You may be tempted to explain this unfavorable comparison away by noting that Texas is growing faster than the rest of the country and, therefore, a larger increase is to be expected.  There is some validity to these argument, but even if we look at the growth of the debt on a per capita basis, Texas still comes out ahead, 70% versus 54%.  And these numbers do not count the billions in debt incurred by local governments.  We'll be looking at that in the coming weeks.

To be fair, the State was starting at a much lower base.  Its per capita debt as of 2016 was about $4,300 compared to over $39,000 for the Federal government.  And as a percentage of GDP, the State's debt is also much lower, although I am not sure the comparison of that metric means much in this context.

The lion's share of the increase in the State debt has come from an explosion of its unfunded pension liability.**  I will be writing more on this issue soon, but the State's pension debt, based on its own accounting, has gone from zero in 2000, to over $60 billion at the end of 2016.  In other words, according to the State Comptroller's numbers, the Legislature has "borrowed" over $60 billion from the State's pension plans by not contributing enough to fund the benefits they have promised.

 It is important to note that both the Federal government and the State dramatically understate their liabilities associated with future retirement payments.  A recent Moody's report has calculated that the State's true pension liability is over $100 billion and, of course, the Federal government has never included a realistic estimate of the future cost of Social Security or Medicare in its accounting.

 Please do not misunderstand.  I am not a debt-phobe.  Every businessperson knows that there is a time and place to use debt.  Some of you will recall that during the 2015 mayoral campaign I was the only candidate who advocated using pension bonds as tool in solving the pension crisis. 

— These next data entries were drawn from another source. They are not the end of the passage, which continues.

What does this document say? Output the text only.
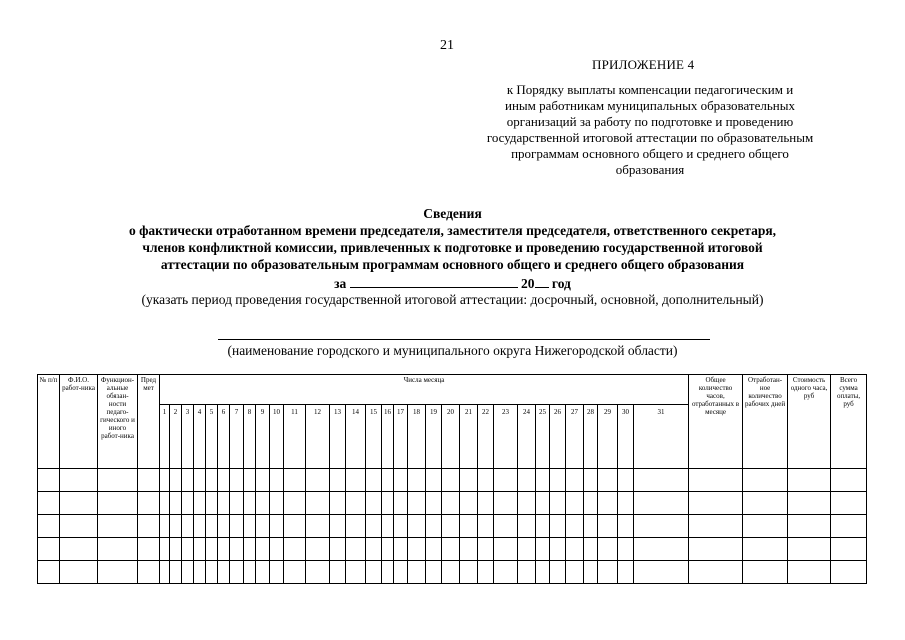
21
ПРИЛОЖЕНИЕ 4
к Порядку выплаты компенсации педагогическим и
иным работникам муниципальных образовательных
организаций за работу по подготовке и проведению
государственной итоговой аттестации по образовательным
программам основного общего и среднего общего
образования
Сведения
о фактически отработанном времени председателя, заместителя председателя, ответственного секретаря,
членов конфликтной комиссии, привлеченных к подготовке и проведению государственной итоговой
аттестации по образовательным программам основного общего и среднего общего образования
за	20 год
(указать период проведения государственной итоговой аттестации: досрочный, основной, дополнительный)
(наименование городского и муниципального округа Нижегородской области)
№ п/п	Ф.И.О. работ-ника	Функцион-альные обязан-ности педаго-гического и иного работ-ника	Пред мет	Числа месяца																															Общее количество часов, отработанных в месяце	Отработан-ное количество рабочих дней	Стоимость одного часа, руб	Всего сумма оплаты, руб
				1	2	3	4	5	6	7	8	9	10	11	12	13	14	15	16	17	18	19	20	21	22	23	24	25	26	27	28	29	30	31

 But the reality is that government at every level and both of our political parties are drunk on debt.  The Democrats gorge on debt to increase expenses; the Republicans to cut taxes, or to keep from increasing them.  Neither want to have an adult conversation with their constituents about what services do we really want government to provide and what does it costs to provide those services.  Instead, one party demagogues social issues and the other engages in class warfare and identity politics to distract the public from the fact that both are bankrupting future generations.


 *  This graph begins with the increase in debt from 2009 to 2010.  Those who argue the Federal debt doubled during the Obama administration begin from the time he was sworn into office.  However, since the federal budget fiscal year ends in September, the incoming administration has a limited impact on the financial results for its first year.  It would probably be fairer to included FY2017, but those numbers are not yet available.  It is interesting to note that the rate of increase did not slow down when the Republicans took control of the House of Representatives in 2010 or the Senate in 2014.

 **   Much of the increase in the pension debt was realized when the accounting rules changed in 2015 forcing governmental entities to more realistically report their pension liabilities.